The “queen substance,” or “queen retinue pheromone,” was first identified decades ago, but scientists have only recently begun to understand its structure and role in the hive. The pheromone is a primary source of the queen’s authority. It is made up of eight components, one of which (9-ODA) attracts the drones during mating flights. It also draws workers to the queen and retards their reproductive growth.
Principal investigator Hugh Robertson, a professor of entomology, said the research team pursued the receptor for the queen retinue pheromone because it was the “lowest hanging fruit” of the known honeybee odorant receptors. Robertson was among the research group that last year published the entire honey bee genome, a feat that allowed his lab to identify 170 odorant receptors in honeybees.
Robertson and his colleagues knew that male drones probably had little use for most of these receptors.

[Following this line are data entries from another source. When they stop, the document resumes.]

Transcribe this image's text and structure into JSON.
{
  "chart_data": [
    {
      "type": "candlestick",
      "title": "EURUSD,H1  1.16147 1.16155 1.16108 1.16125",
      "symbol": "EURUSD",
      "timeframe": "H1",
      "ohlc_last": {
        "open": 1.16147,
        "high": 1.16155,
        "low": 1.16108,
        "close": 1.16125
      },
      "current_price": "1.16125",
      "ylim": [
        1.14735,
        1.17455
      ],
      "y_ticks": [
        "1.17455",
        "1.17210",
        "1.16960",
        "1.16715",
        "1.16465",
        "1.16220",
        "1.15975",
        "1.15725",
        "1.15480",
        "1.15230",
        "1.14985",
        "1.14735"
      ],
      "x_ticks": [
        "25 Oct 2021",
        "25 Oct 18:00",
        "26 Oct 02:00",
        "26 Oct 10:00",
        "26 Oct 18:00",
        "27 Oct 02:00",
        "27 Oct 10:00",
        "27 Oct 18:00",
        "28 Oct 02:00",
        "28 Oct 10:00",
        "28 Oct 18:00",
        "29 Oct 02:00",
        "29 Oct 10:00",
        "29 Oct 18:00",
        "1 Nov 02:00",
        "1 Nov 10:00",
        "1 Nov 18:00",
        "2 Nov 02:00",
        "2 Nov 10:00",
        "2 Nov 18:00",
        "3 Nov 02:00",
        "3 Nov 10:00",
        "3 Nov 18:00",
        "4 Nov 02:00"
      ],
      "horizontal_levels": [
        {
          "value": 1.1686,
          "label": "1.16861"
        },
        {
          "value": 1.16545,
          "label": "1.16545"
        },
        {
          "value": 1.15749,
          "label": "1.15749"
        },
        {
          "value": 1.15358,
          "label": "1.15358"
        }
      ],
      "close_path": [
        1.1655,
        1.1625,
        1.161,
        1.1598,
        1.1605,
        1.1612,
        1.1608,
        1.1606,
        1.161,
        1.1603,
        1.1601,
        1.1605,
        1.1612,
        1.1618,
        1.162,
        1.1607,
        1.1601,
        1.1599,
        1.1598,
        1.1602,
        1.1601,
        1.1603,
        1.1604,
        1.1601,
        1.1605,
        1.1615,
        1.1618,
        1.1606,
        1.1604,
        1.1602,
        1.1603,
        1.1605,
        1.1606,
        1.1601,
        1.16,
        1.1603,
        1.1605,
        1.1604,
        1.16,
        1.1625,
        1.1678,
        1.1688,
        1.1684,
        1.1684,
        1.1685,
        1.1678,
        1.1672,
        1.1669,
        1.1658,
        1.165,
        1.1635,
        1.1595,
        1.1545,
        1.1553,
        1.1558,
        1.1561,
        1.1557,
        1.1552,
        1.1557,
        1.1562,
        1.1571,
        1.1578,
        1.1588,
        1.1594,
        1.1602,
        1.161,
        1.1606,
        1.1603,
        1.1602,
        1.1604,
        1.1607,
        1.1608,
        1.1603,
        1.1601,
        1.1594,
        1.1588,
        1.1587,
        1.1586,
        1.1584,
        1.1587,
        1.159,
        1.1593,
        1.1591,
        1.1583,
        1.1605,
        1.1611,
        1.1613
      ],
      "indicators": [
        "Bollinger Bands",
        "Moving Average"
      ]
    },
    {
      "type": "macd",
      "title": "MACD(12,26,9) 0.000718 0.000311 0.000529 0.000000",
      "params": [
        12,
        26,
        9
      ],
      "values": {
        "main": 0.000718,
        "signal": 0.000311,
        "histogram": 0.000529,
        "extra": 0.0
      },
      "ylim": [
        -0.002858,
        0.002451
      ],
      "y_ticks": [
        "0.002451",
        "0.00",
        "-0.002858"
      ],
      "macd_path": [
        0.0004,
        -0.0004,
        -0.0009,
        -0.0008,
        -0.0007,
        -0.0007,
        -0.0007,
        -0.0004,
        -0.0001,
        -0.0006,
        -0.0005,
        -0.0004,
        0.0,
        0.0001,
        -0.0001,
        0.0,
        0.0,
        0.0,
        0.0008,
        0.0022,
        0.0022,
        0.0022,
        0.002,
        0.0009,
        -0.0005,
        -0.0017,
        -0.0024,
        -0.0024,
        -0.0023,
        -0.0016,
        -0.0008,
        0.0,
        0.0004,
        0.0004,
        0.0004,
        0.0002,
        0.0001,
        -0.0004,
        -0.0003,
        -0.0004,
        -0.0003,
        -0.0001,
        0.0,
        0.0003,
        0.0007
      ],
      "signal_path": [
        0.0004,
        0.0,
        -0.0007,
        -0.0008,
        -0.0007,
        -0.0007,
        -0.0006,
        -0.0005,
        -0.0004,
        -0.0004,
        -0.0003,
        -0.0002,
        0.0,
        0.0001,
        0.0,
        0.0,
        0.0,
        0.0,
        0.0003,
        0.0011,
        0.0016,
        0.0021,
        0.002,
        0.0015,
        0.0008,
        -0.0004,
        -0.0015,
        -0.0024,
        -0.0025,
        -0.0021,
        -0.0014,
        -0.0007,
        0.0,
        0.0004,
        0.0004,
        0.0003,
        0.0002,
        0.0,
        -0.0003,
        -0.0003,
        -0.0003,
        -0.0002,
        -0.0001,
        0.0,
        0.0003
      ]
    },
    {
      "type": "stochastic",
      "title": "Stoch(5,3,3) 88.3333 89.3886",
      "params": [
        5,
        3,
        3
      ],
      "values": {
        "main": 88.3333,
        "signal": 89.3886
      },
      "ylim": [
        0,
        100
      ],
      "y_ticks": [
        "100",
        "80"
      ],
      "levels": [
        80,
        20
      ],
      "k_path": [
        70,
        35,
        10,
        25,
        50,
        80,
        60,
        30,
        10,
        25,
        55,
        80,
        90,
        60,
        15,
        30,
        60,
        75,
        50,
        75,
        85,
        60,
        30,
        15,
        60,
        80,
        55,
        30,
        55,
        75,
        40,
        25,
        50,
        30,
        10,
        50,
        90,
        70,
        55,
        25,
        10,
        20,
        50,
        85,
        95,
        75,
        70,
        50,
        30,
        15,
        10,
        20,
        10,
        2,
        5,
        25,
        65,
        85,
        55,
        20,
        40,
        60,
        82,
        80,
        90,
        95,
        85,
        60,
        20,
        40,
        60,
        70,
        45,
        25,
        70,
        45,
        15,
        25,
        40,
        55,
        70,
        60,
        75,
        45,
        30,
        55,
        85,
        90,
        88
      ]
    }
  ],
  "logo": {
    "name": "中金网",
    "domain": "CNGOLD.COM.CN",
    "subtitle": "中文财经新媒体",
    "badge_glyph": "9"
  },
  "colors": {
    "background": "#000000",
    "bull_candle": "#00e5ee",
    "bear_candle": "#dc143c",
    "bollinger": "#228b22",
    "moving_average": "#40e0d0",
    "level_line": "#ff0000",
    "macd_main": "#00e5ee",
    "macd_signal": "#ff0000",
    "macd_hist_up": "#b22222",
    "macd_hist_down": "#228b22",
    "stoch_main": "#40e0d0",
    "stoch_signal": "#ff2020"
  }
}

The drones don’t forage and so do not need to detect the subtle scents of flowers. Their social role within the hive is virtually non-existent. They have only one task: to find and mate with a queen. Once they have accomplished this, they die. Researcher Kevin Wanner found four receptors that were expressed in much higher quantities in males than females.
“These proteins are expressed in the membranes of the olfactory neurons way up in the tips of these little sensilla in the antennae of these males,” Robertson said. “A neuron goes all the way from there to the brain. Now the brain gets a signal that says, ‘I’ve smelled this chemical.’ If the chemical is 9-ODA, for the drone that means one thing and one thing only: ‘There’s a queen somewhere!'
Determining which of the four primary receptors in males was actually responding to 9-ODA was a formidable challenge. By chance, at a conference on the science of olfaction, Wanner met Charles Luetje, a neuroscientist at the University of Miami who had expertise with precisely this type of problem. Luetje had perfected a technique for expressing mammalian odour-sensing receptors on the outer membranes of frog eggs and testing them to see which compounds activated them. When he heard of Wanner’s work in honeybees, Luetje offered to use this technique to test the four primary odour receptors of honeybee drones.
After refining and testing the technique in insects, the researchers found that only the 9-ODA pheremone component elicited a response in just one of the four receptors. Scientists have spent decades exploring the mysteries of insect smell, but the newest tools make such research much more promising. “Like so many biologists, we are wonderfully caught up in the genomic revolution .....(It) has opened up this black box of the molecular biology of insect smell. Finally now we can peer inside.”
(The APIS-UK Editor commented: “What I want to know though is how do drones find Drone Congregation Areas. When I researched these areas they were full of drones long before any queens arrived at them. The queen finding receptor would not be used in this case and I presume would only be used once a queen entered the area. Also, how do queens find DCAs?)
7. Don’t Forget the Mouse!
The other day I needed to return something to my beekeeping toolbox. A sudden rustling as I opened the lid prompted further investigation. Three mice, which had managed to squeeze through a small hole created by too close a contact with a hot smoker, gazed up at me in irritation at having their autumn plans interrupted. Memo to self: check that the hives are properly protected against mice. Now!